To see the advantages of these compression algorithms, consider a text file that has 35 letters with the following letter frequencies – A: 14; B: 7; C: 5; D: 5; E: 4. Using the ASCII encoding, each of these letters will have a separate bit pattern, consuming 35*8 = 280 bits of space. "Decoding" such a string (i.e. translate the binary encoding back into the original text file) simply consists of breaking the encoding into 8-bit bytes, and converting each byte into the character is represents using the ASCII table. A file that is encoded in this scheme has the advantage of needing no additional information to be passed along with the encoding, since all files and computers have the same binary-to-character mapping.

Variable-length encoding schemes such as the Huffman and Shannon-Fano schemes have the following properties:

    • Codes for more frequent characters are shorter than ones for less probable characters.

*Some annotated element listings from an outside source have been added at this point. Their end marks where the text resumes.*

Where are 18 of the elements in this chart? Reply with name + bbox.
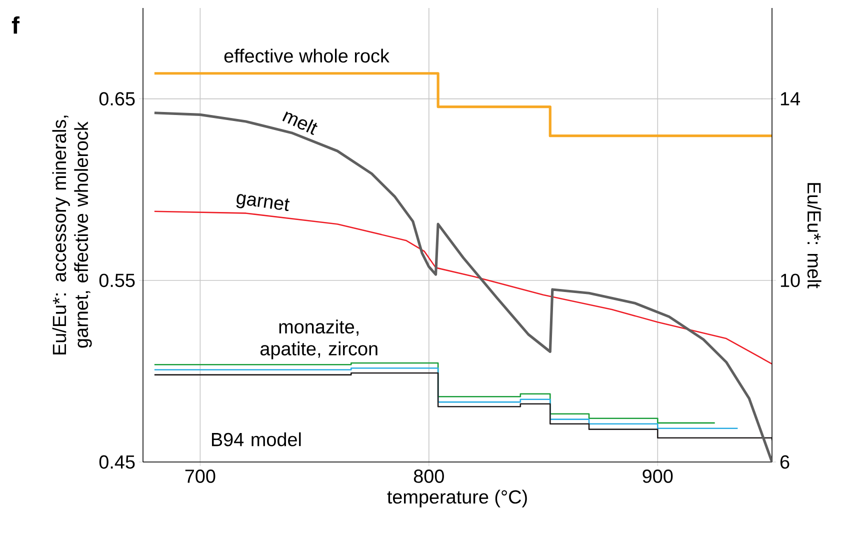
y2-axis-title: Eu/Eu*: melt xyxy=(807,183,822,288)
y-tick-label: 0.45 xyxy=(99,455,135,469)
x-tick-label: 700 xyxy=(185,470,216,483)
y-tick-label: 0.65 xyxy=(99,92,135,106)
annotation: monazite, apatite, zircon xyxy=(260,320,378,360)
x-axis-title: temperature (°C) xyxy=(387,490,527,508)
x-tick-label: 800 xyxy=(414,470,444,483)
annotation: B94 model xyxy=(212,432,301,446)
x-tick-label: 900 xyxy=(642,470,673,483)
y-tick-label: 0.55 xyxy=(99,274,135,288)
y2-tick-label: 14 xyxy=(780,92,800,106)
y2-tick-label: 10 xyxy=(780,274,800,288)
text: melt xyxy=(282,112,318,136)
chart-title: f xyxy=(12,16,20,34)
y-axis-title: Eu/Eu*: accessory minerals, garnet, effective wholerock xyxy=(52,116,92,354)
text: garnet xyxy=(236,194,290,212)
y2-tick-label: 6 xyxy=(780,455,790,469)
series-label: effective whole rock xyxy=(224,48,390,63)
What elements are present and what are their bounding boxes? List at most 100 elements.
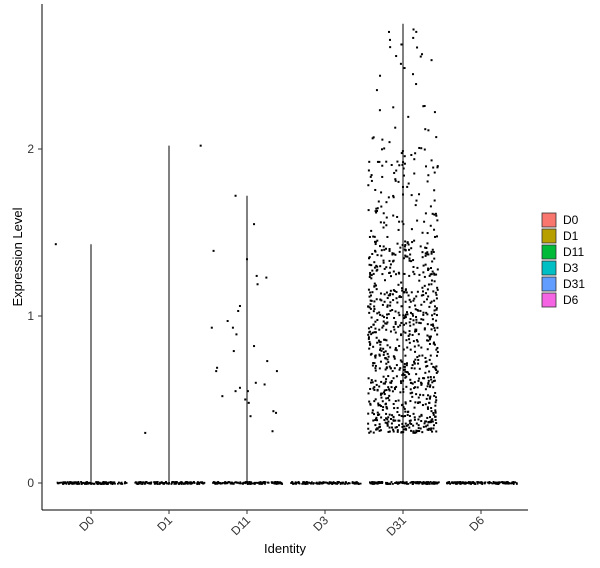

    • Each code can be uniquely decoded. This is also called the prefix property, i.e. no character’s encoding is a prefix of any other. To see why this property is important, consider the case where ‘A’ is encoded as 0, and ‘B’ is encoded as ‘01’, and ‘C’ is encoded as ‘10’. If the decoder encounters the bit-stream ‘0010’, is this ‘ABA’ or ‘AAC’? With the prefix guarantee, there is no ambiguity in determining where the character boundaries are. We start reading from the beginning, and gather bits in a sequence until we find a match. That indicated the end of a character, and we move along to the next character.